Nach zwei Dritteln der ersten Sektion geht es dann ans Eingemachte. Unter lautem Geschepper passieren die Kabinen zwei Niederhalter, um in der Folge den Weg zur Zwischenstation Čela anzutreten. Von nun an geht es steil bergauf und dank der hohen Trassierung weit über den Baumgipfeln benötigt die Anlage in diesem Teilabschnitt nur wenige Stützen. Nach einer langen Fahrt über 2,7 Kilometer und 544 Höhenmeter ist die erste Zwischenstation erreicht. An dieser Stelle liegt eine Sektionentrennung vor. Die Antriebe von Sektion 1 und 2 befinden sich beide an diesem Ort, abgespannt werden die Förderseile in den jeweils anderen Stationen. Die erste Sektion ist übrigens die einzige, bei der der Spannschacht in der Station selbst liegt. Bei den anderen Teilstrecken ist das Spanngewicht typisch für den Hersteller Poma auf einer der stationsnahen Stützen angebracht.
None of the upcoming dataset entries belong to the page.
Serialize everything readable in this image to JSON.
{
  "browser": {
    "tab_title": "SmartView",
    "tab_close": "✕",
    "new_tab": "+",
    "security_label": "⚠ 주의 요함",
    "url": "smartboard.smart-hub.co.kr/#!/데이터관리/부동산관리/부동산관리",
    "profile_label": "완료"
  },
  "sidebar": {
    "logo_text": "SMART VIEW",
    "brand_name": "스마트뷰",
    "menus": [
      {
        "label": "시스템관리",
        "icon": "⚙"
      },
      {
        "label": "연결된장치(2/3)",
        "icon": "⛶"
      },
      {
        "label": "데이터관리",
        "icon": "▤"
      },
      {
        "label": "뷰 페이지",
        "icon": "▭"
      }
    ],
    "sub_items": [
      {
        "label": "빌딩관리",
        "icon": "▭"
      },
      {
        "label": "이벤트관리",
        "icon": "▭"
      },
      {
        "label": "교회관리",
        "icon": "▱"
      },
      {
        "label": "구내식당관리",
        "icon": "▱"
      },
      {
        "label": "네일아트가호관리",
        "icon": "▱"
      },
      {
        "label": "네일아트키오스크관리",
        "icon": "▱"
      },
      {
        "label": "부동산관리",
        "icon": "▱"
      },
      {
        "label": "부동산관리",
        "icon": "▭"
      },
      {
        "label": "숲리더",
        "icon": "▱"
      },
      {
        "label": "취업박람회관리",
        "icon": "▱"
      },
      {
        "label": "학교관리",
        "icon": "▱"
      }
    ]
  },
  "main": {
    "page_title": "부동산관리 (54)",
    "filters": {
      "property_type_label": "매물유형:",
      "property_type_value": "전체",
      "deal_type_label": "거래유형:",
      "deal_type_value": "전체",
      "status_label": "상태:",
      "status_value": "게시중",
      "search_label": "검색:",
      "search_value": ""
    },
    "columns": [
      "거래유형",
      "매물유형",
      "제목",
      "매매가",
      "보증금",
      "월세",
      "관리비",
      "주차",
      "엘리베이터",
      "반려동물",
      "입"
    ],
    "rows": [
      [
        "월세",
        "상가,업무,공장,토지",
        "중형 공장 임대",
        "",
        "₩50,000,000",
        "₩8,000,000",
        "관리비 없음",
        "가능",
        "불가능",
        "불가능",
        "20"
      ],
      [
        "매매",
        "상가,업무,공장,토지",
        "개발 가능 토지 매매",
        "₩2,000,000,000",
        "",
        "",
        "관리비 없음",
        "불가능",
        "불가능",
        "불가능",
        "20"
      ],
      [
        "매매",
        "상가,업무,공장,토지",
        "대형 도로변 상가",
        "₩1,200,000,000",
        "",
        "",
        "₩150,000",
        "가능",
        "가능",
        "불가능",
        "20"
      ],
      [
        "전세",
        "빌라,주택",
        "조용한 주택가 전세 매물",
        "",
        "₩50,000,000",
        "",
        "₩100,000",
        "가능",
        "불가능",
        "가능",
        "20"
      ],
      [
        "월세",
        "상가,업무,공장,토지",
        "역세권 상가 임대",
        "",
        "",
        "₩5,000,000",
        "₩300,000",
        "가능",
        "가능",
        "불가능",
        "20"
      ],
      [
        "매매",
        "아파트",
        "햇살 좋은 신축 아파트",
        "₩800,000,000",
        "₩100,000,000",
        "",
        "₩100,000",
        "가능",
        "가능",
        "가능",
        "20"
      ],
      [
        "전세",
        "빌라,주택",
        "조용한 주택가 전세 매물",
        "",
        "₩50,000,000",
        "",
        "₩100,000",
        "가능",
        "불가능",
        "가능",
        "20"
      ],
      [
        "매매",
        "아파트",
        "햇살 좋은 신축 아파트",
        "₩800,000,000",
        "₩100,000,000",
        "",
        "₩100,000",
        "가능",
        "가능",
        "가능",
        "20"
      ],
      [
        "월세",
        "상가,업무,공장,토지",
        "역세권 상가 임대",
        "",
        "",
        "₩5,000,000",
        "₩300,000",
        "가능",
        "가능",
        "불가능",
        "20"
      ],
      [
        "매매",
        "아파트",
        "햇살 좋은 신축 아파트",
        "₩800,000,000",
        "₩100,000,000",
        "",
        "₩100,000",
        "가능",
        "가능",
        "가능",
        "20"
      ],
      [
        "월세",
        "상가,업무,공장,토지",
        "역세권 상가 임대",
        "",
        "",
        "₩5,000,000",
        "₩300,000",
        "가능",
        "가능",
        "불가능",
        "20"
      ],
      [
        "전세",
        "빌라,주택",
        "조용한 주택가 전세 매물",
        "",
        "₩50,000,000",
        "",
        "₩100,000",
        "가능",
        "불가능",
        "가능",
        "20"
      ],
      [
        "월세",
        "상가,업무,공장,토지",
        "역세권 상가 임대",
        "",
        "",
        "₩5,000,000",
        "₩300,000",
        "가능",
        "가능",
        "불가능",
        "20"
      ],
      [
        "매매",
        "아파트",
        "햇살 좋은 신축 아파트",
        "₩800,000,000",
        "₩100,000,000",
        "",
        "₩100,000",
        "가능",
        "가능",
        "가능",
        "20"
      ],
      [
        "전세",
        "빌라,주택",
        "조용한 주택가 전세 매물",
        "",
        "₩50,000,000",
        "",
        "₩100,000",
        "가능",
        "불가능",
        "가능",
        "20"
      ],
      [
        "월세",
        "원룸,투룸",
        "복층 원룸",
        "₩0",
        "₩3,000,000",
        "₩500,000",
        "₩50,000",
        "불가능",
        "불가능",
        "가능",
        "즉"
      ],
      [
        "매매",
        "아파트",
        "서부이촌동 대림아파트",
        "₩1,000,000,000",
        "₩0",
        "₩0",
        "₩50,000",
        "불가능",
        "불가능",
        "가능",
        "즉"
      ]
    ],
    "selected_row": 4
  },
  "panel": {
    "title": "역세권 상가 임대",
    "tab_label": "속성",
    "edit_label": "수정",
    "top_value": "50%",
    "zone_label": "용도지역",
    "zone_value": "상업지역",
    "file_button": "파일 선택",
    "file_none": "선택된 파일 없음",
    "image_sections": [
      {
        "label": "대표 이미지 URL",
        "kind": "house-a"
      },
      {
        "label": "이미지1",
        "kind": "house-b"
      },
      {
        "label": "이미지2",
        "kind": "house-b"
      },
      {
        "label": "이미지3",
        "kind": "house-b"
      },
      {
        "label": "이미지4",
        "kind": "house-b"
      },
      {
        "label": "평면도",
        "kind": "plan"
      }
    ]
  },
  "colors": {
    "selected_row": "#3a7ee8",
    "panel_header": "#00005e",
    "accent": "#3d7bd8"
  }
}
Spektakuläre Strecke auf dem Weg zum Kanin
Bis nach Čela existiert auch eine Fahrstrasse, sodass die Station problemlos auch mit Fahrzeugen erreichbar ist. Von nun an wird das Gelände jedoch noch deutlich schroffer. Die zweite Teilstrecke bis zur Station Skripi beinhaltet den beeindruckendsten Teil der Strecke. Auf 1870 Metern überwinden die Kabinen hier weitere 670 Höhenmeter. Den grössten Gefällsbruch überwindet das Seil an Stütze elf der zweiten Sektion. Der Stützendrilling lenkt das Seil soweit ab, dass ein leicht abschüssiger Abschnitt folgt bei dem gleichzeitig noch ein tiefer Taleinschnitt passiert wird. Nach zwei weiteren Niederhaltern folgt der erneute Anstieg in Richtung Skripi.
19 weitere Stützen überwinden die Kabinen auf der zweiten Teilstrecke, bis sie in 1649 Metern über dem Meer erneut vom Seil gelöst werden. Die Station Skripi ist im Normalfall der tiefste Punkt, bis zu dem im Winter eine Skiabfahrt möglich ist. Weiter hinab geht es nur in besonders schneereichen Zeiten. Wie auch in der ersten Zwischenstation werden die Kabinen automatisch zur dritten Teilstrecke weiterbefördert. Das Spanngewicht der dritten Sektion ist kurioserweise nicht etwa am Ausgang der Station, sondern selbst für Poma aussergewöhnlich erst viel weiter oberhalb an der zweiten Stütze angebracht. Die Spannseile werden entsprechend bis zur Station zurückgeführt, um dort Zugkraft auf die Umlenkscheibe auszuüben.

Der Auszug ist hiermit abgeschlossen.